Review: Boz Scaggs at the Lexington Opera House

Boz Scaggs.

Boz Scaggs.

More reading: Walter Tunis — ‘Silk’ is but one texture of Boz Scaggs’ career

Heading to the Lexington Opera House Tuesday night, it was easy to wonder which Boz Scaggs we would see: the radio hit maker of the 1970s and early ’80s or the bluesy Boz of recent albums and PBS specials.

It turned out the 70-year-old guitar master was able to meld his various personas into an eminently satisfying hour-and 45 minute set, even if he didn’t play your favorite song from his catalog (No Jojo? May have been too disco Boz.).

In recent years, Scaggs has returned to the bluesy roots of his career, particularly on his 2013 album Memphis, recorded in the title town and delivering heavy doses of Delta blues from the frets.

And that’s where the evening started, reaching all the way back to 1971 and Runnin’ Blue, a fitting introduction to Scaggs’ distinctive voice and the crack seven-person band he brought with him. Fast forward 42 years, and we got the Willy DeVille tune Mixed Up, Shook Up Girl from Memphis. 

Having set the bluesy tone with a few more numbers, we began to navigate into Scaggs’ signature West Coast cool hinted at in a lovely rendition of Sierra, which demonstrated how well a big group of musicians can come together to create something of subtle beauty. That is also an apt description of Scaggs’ cover of Brook Benton’s Rainy Night in Georgia, a near perfect selection for the rainy evening we had come in from, and would depart into.

But there are songs Scaggs cannot get away without playing, and the energy of crowd clearly spiked as drummer Gene Lake smacked into the opening of Lowdown with bassist Rich Patterson getting a cheer for plucking off the song’s signature two-note bass accent. We were at the singing-along-to-every-word point in the show — Scaggs reflexively backed away from the microphone as the crowd bellowed “Low, low, low down,” heading into the bridge. That’s where we stayed for a while through radio fare such as Harbor Lights (a showcase for saxophonist Eric Crystal and keyboardist Mike Logan) and Miss Sun, featuring a playful call and response between Scaggs’ guitar and singer Conesha Monét Owens, aka Ms.
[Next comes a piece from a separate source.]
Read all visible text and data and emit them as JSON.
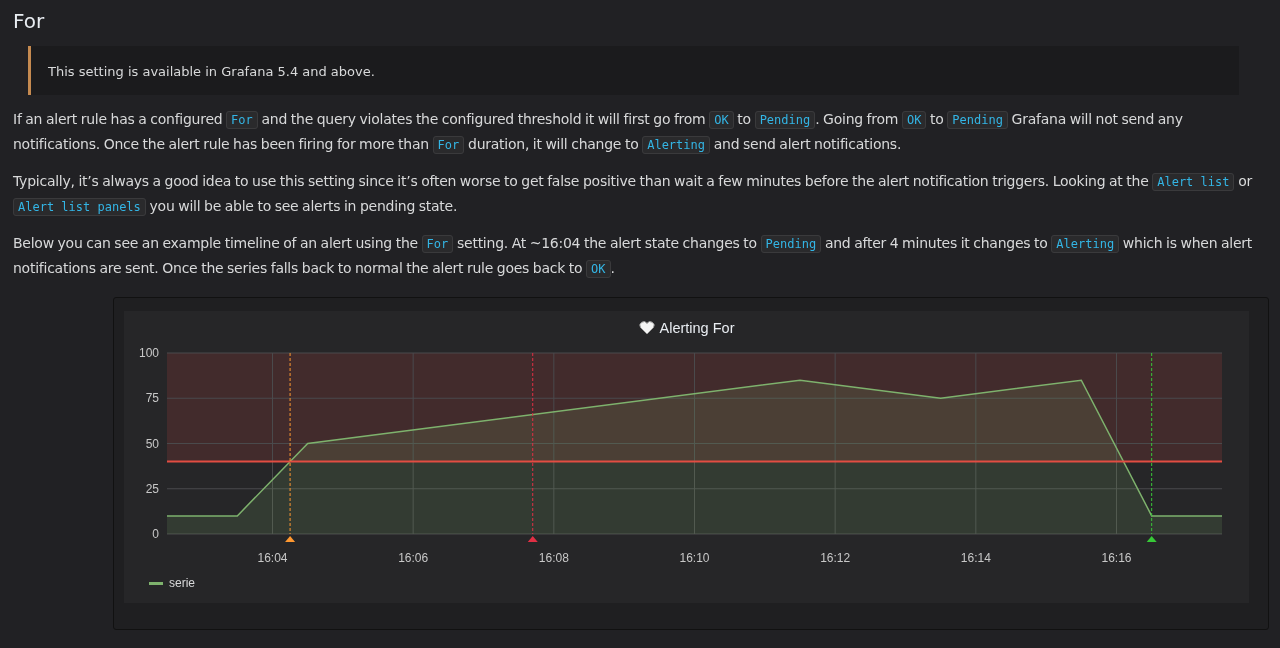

Monét.

Monét got the stage to herself to run through some R&B hits such as Sly and the Family Stone’s Thank You (Falettinme Be Mice Elf Agin) and the CCR-via-Tina Turner classic Proud Mary. Though she tended to overdo hand motions to illustrate the lyrics, her voice was glorious, and at that point in the show she had done the best job of bringing the crowd to its feet.
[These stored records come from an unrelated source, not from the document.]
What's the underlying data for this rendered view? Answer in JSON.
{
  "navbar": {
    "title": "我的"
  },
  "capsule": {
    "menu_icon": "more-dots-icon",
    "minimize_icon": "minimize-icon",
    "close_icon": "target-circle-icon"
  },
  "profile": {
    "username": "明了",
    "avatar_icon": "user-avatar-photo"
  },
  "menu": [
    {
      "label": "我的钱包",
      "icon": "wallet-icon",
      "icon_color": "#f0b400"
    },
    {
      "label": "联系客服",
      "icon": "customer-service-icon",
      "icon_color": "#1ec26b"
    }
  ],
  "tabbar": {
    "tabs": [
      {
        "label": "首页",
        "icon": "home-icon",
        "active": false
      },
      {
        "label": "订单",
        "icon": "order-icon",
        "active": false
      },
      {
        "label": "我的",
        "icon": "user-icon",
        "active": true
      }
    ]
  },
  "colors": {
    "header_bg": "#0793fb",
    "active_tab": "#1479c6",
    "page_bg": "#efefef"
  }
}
That was, until the encores.

After a sound-plagued rendition of Lido Shuffle, the band did the obligatory departure to return after just a few minutes with What Can I Say from Scaggs’ iconic Silk Degrees album (along with Lido and Lowdown)  and then launching into a cathartic rendition of Loan Me a Dime, another song he’s been playing since at least the early 1970s.
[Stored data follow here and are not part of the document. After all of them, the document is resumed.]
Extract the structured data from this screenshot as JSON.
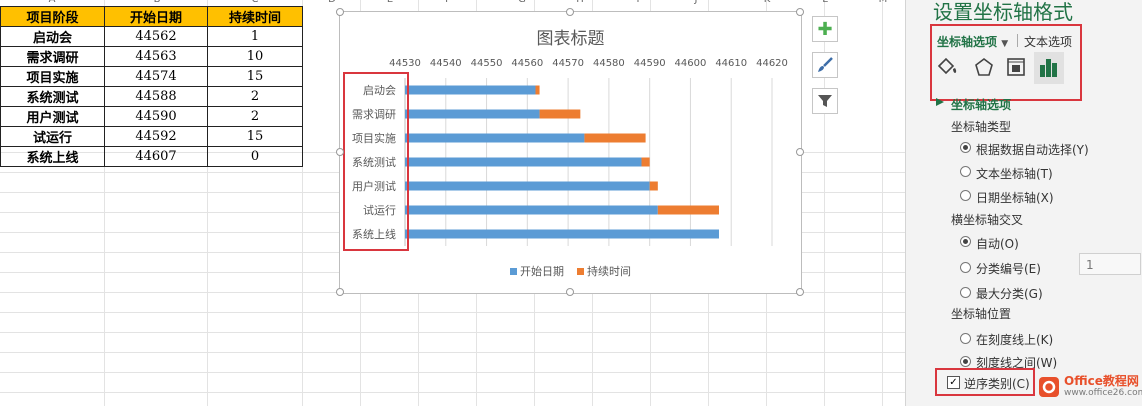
{
  "sheet": {
    "col_letters": [
      "A",
      "B",
      "C",
      "D",
      "E",
      "F",
      "G",
      "H",
      "I",
      "J",
      "K",
      "L",
      "M"
    ],
    "headers": [
      "项目阶段",
      "开始日期",
      "持续时间"
    ],
    "rows": [
      {
        "name": "启动会",
        "start": "44562",
        "duration": "1"
      },
      {
        "name": "需求调研",
        "start": "44563",
        "duration": "10"
      },
      {
        "name": "项目实施",
        "start": "44574",
        "duration": "15"
      },
      {
        "name": "系统测试",
        "start": "44588",
        "duration": "2"
      },
      {
        "name": "用户测试",
        "start": "44590",
        "duration": "2"
      },
      {
        "name": "试运行",
        "start": "44592",
        "duration": "15"
      },
      {
        "name": "系统上线",
        "start": "44607",
        "duration": "0"
      }
    ]
  },
  "chart_data": {
    "type": "bar",
    "title": "图表标题",
    "categories": [
      "启动会",
      "需求调研",
      "项目实施",
      "系统测试",
      "用户测试",
      "试运行",
      "系统上线"
    ],
    "series": [
      {
        "name": "开始日期",
        "values": [
          44562,
          44563,
          44574,
          44588,
          44590,
          44592,
          44607
        ],
        "color": "#5b9bd5"
      },
      {
        "name": "持续时间",
        "values": [
          1,
          10,
          15,
          2,
          2,
          15,
          0
        ],
        "color": "#ed7d31"
      }
    ],
    "stacked": true,
    "orientation": "horizontal",
    "xlim": [
      44530,
      44620
    ],
    "x_ticks": [
      "44530",
      "44540",
      "44550",
      "44560",
      "44570",
      "44580",
      "44590",
      "44600",
      "44610",
      "44620"
    ],
    "axis_position": "top",
    "grid": true,
    "legend": "bottom"
  },
  "chart_buttons": [
    {
      "name": "add-element",
      "icon": "plus-icon",
      "glyph": "✚"
    },
    {
      "name": "chart-style",
      "icon": "brush-icon",
      "glyph": "🖌"
    },
    {
      "name": "chart-filter",
      "icon": "filter-icon",
      "glyph": "⏷"
    }
  ],
  "pane": {
    "title": "设置坐标轴格式",
    "tab_axis": "坐标轴选项",
    "tab_text": "文本选项",
    "section": "坐标轴选项",
    "axis_type_label": "坐标轴类型",
    "axis_type_options": [
      "根据数据自动选择(Y)",
      "文本坐标轴(T)",
      "日期坐标轴(X)"
    ],
    "cross_label": "横坐标轴交叉",
    "cross_options": [
      "自动(O)",
      "分类编号(E)",
      "最大分类(G)"
    ],
    "cross_value": "1",
    "position_label": "坐标轴位置",
    "position_options": [
      "在刻度线上(K)",
      "刻度线之间(W)"
    ],
    "reverse_label": "逆序类别(C)",
    "reverse_checked": true
  },
  "watermark": {
    "brand": "Office教程网",
    "url": "www.office26.com",
    "accent": "#e8502b"
  },
  "colors": {
    "accent_green": "#217346",
    "highlight_red": "#d9363e",
    "header_yellow": "#ffc000"
  }
}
In this performance, Scaggs gave some of his most emotional singing, fretting “This girl’s been gone so long, it’s worrying me, you know it’s worrying me,” and taking tack sharp blues runs on the guitar. But what really made this star-turn affirm Scaggs still has “it,” was how much he relished being one of the boys in the band, particularly trading tasty licks with guitarist Michael Miller and supporting the sideman’s solos with some jazz riffing.

That could have ended the evening on a powerful note, but it was powerful enough for the crowd to demand and receive one last encore of Sick and Tired. (It almost seemed we were going to get a third, but a spent-looking Scaggs returned to simply say goodnight.)

In less than two hours, we went from wondering which Boz would show up to being glad he showed and affirmed his body of work holds up very, very well.